What are the Major Divisions of the Himalayas?

By Balaji

Updated on: February 17th, 2023

The Himalayas have three major divisions: the Greater Himalaya or Himadri, the Lesser Himalaya, also known as the Himachal, and the Shivalik or Outer Himalaya. The Greater Himalayas form the northernmost range and include the major Himalayan peaks. The Outer Himalayas are made up of unorganized material, and the Lower Himalayan ranges are made up of highly compressed and altered rocks.

Table of content

  • 1. Major Divisions of the Himalayas (more)

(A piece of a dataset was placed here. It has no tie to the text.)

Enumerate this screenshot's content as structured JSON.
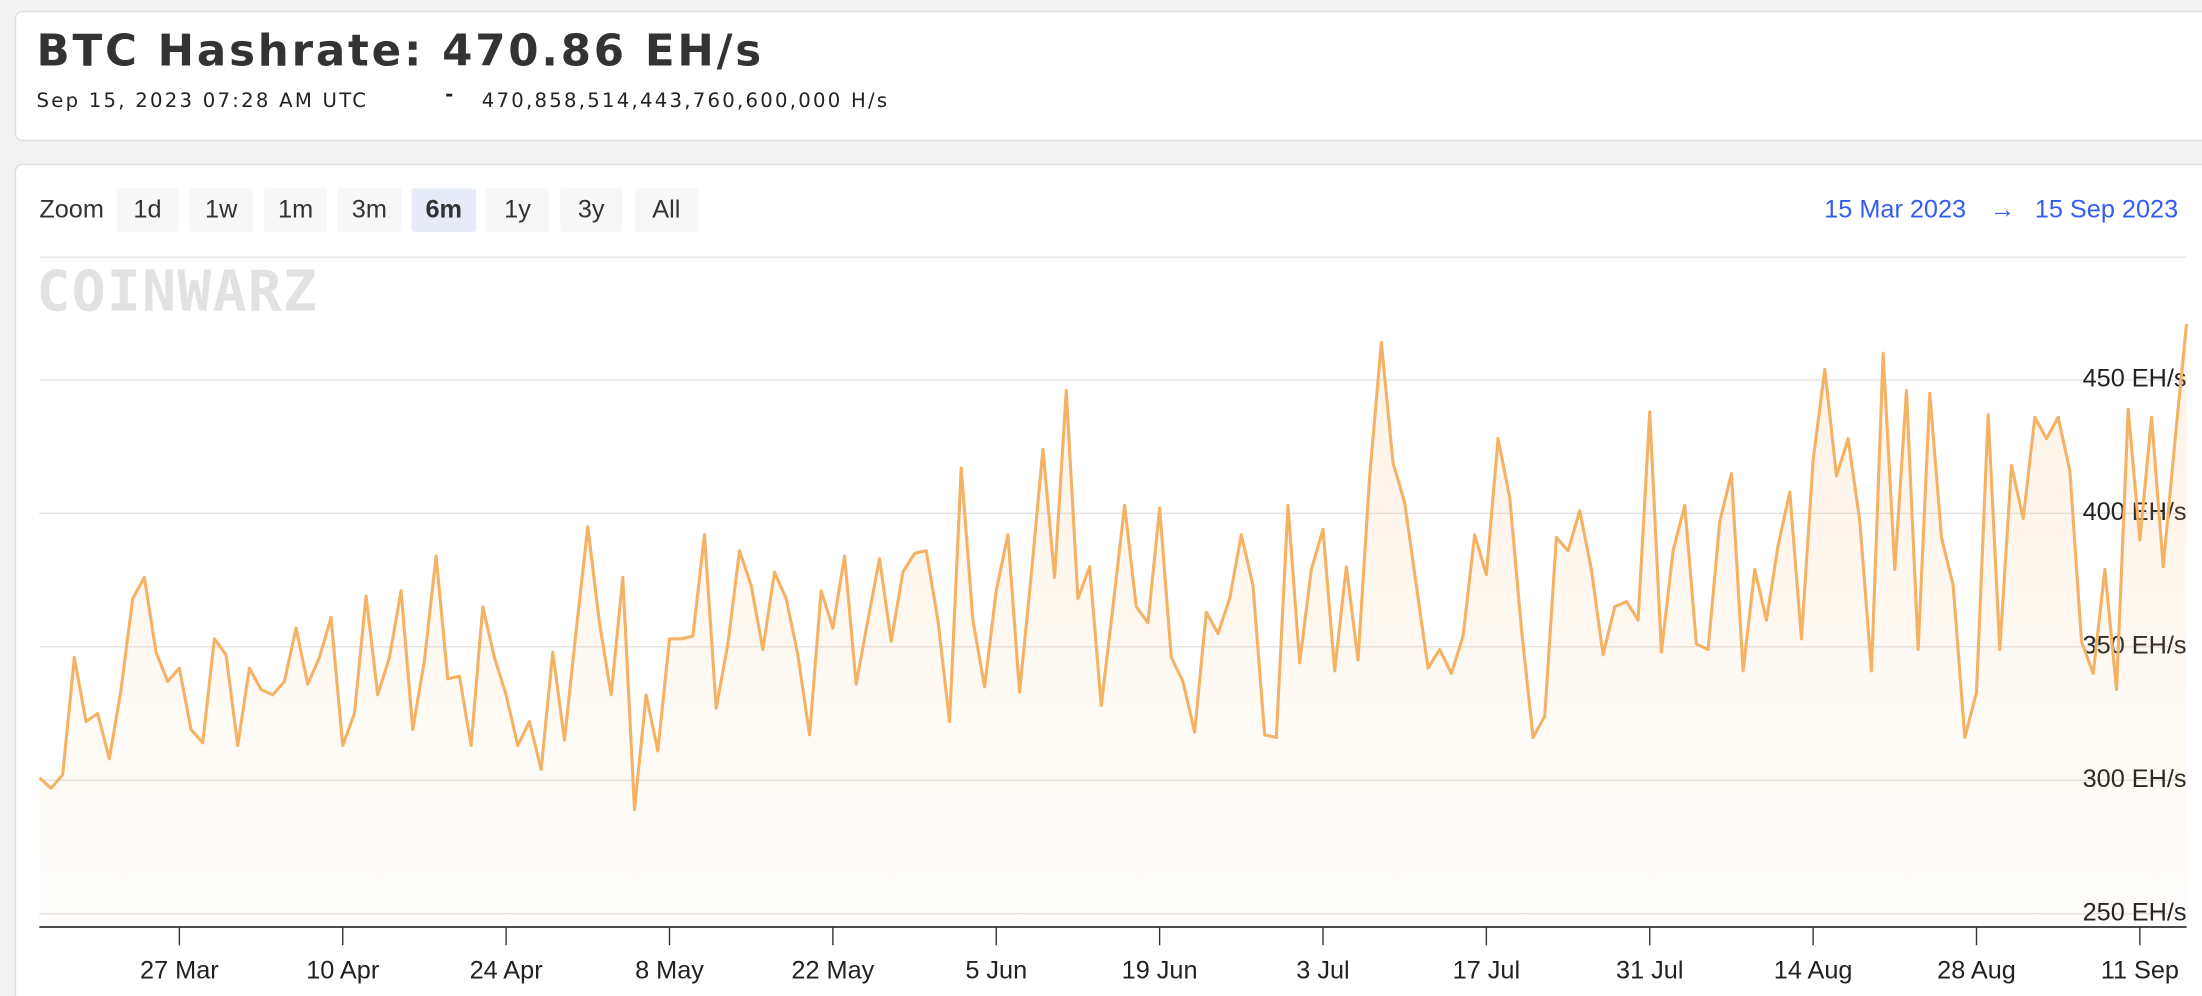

Major Divisions of the Himalayas

The details related to the Himalayas major divisions have been elaborated below:

Great Himalayas: It is also known as ‘Himadri’ and is the northernmost range. It has the highest peaks and the most continuous range. It houses the highest peak in the world, Mount Everest, Kangchenjunga, Lhotse, and Nanga Parbat. The total extent of the Great Himalayas from west to east is 2400 kilometres, and their average elevation is 6000 metres (20000 feet).

Lesser or Middle Himalayas: The Himalayas in the north are known as the Middle Himalayas and are also called the Lower Himalayas, Inner Himalayas, or Himachal. It is the major east–west mountain range in the northernmost regions of the Indian subcontinent, with elevations of 3,700 to 4,500 metres (12,000 ft. to 14,500 ft). The Himachal range is parallel to the lower Shivalik range (outer Himalayas) in the south. The largest range of the Lesser or Middle Himalayas is the Pir Panjal.

Outer Himalayas: These are known as the Shivalik ranges, and these ranges are the smallest in the Himalayan family. The mountain range of the Outer Himalayas extends for about 2,400 km (1,500 mi). The extension is from the Indus River eastwards along the Brahmaputra River in the northern parts of the Indian subcontinent.